Little Richard returned to rock ’n’ roll in 1963, touring Europe with The Beatles and The Rolling Stones. He subsequently recorded for Specialty, where he managed a minor crossover hit with “Bama Lama Bama Loo,” then VeeJay, Modern, Okeh, and Brunswick. During this period Jimi Hendrix was briefly Little Richard’s guitar accompanist. Enjoying renewed popularity with the rock ’n’ roll revival of the late 1960s, Little Richard signed with Reprise Records in 1970 and scored a moderate pop and R&B hit with “Freedom Blues.” For The Second Coming, he was reunited with Bumps Black-well, Lee Allen and Earl Palmer. In 1976 Little Richard returned to Christianity and, by 1979, he had recorded God’s Beautiful City for World Records and become a full-time evangelist. In October 1985, he was seriously injured in an automobile accident in West Hollywood.

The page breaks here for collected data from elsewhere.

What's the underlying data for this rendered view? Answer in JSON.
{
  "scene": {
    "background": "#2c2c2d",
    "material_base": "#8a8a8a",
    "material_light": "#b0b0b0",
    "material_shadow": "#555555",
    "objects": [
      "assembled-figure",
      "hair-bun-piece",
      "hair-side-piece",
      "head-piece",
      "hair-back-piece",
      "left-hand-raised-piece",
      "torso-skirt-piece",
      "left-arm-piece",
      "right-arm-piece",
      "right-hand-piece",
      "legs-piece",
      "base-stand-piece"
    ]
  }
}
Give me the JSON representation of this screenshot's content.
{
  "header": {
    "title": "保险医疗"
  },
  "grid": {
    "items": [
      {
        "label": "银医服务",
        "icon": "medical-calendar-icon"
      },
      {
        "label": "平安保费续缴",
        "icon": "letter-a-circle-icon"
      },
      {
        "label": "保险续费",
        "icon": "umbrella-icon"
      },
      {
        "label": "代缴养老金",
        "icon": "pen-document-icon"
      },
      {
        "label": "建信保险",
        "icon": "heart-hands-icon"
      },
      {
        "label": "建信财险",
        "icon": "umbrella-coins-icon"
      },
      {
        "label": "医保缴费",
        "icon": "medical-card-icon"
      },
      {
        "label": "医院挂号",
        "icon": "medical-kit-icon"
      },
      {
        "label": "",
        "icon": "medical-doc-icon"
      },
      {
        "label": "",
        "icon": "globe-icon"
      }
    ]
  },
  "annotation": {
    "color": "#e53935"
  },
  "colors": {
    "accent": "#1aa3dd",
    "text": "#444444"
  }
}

Little Richard was inducted into the Rock and Roll Hall of Fame in its inaugural year, 1986, the year he appeared in the hit comedy movie Down and Out in Beverly Hills—which included his first moderate hit in 16 years, “Great Gosh A’Mighty”—and recorded Lifetime Friend for Warner Bros. He dueted with Phillip Bailey on the title song to the 1988 film Twins and sang background vocals on the minor U2-B.B. King hit “When Love Comes to Town” in 1989. In 1993 Little Richard performed at Bill Clinton’s presidential inaugural.
Little Richard was, along with Chuck Berry, one of rock ’n’ roll’s first composers, with his 1956 hit “Tutti Frutti” one of the first important rock ’n’ roll hits (coming shortly after Chuck Berry’s “Maybellene”). His boisterous stage act influenced everyone from Jerry Lee Lewis and James Brown to Mick Jagger and Jimi Hendrix. Moreover, his use of outrageous costumes and makeup, a practice later taken up by the likes of David Bowie, Boy George and Prince, made him perhaps the first androgynous rock star. Little Richard’s intensely sexual persona, with its thinly veiled homosexuality, predated the open homosexuality of Bowie, Boy George and Queen by decades. One of rock ’n’ roll’s most erratic characters, Little Richard later denounced the music and retreated into Christian fundamentalism, only to return to secular music in the 1970s and again in the late 1980s.
Discography
Here’s Little Richard (1957); Little Richard (1958); Little Richard, Vol. 2 (1958); The Fabulous Little Richard (1959); Little Richard Is Back (1964); Greatest Hits/Recorded Live (1966); Wild and Frantic Little Richard (1966); Explosive (1967); Greatest Hits Recorded Live (1967); Forever Yours (1968); The Rill Thing (1970); The King of Rock and Roll (1971); Cast a Long Shadow (1971); The Second Coming (1972); Little Richard Live (1976); Lifetime Friend (1986); Shag on Down by the Union Hall (rec. 1955–64; rel. 1996). GOSPEL RECORDINGS: Little Richard Sings Gospel (1960); Pray Along with Little Richard (1960); Pray Along with Little Richard, Vol. 2 (1960); Clap Your Hands (1960); It’s Real (1961); Coming Home (1963); Little Richard with Sister Tharpe (1963); King of the Gospel Singers (1964); God’s Beautiful City (1979); Little Richard Sings the Gospel (1995). children’s album:Shake It All About (1992).
Bibliography
C. White, The Life and Times of L. R.: The Quasar of Rock (N.Y., 1984; N.Y., 1985; N.Y., 1994).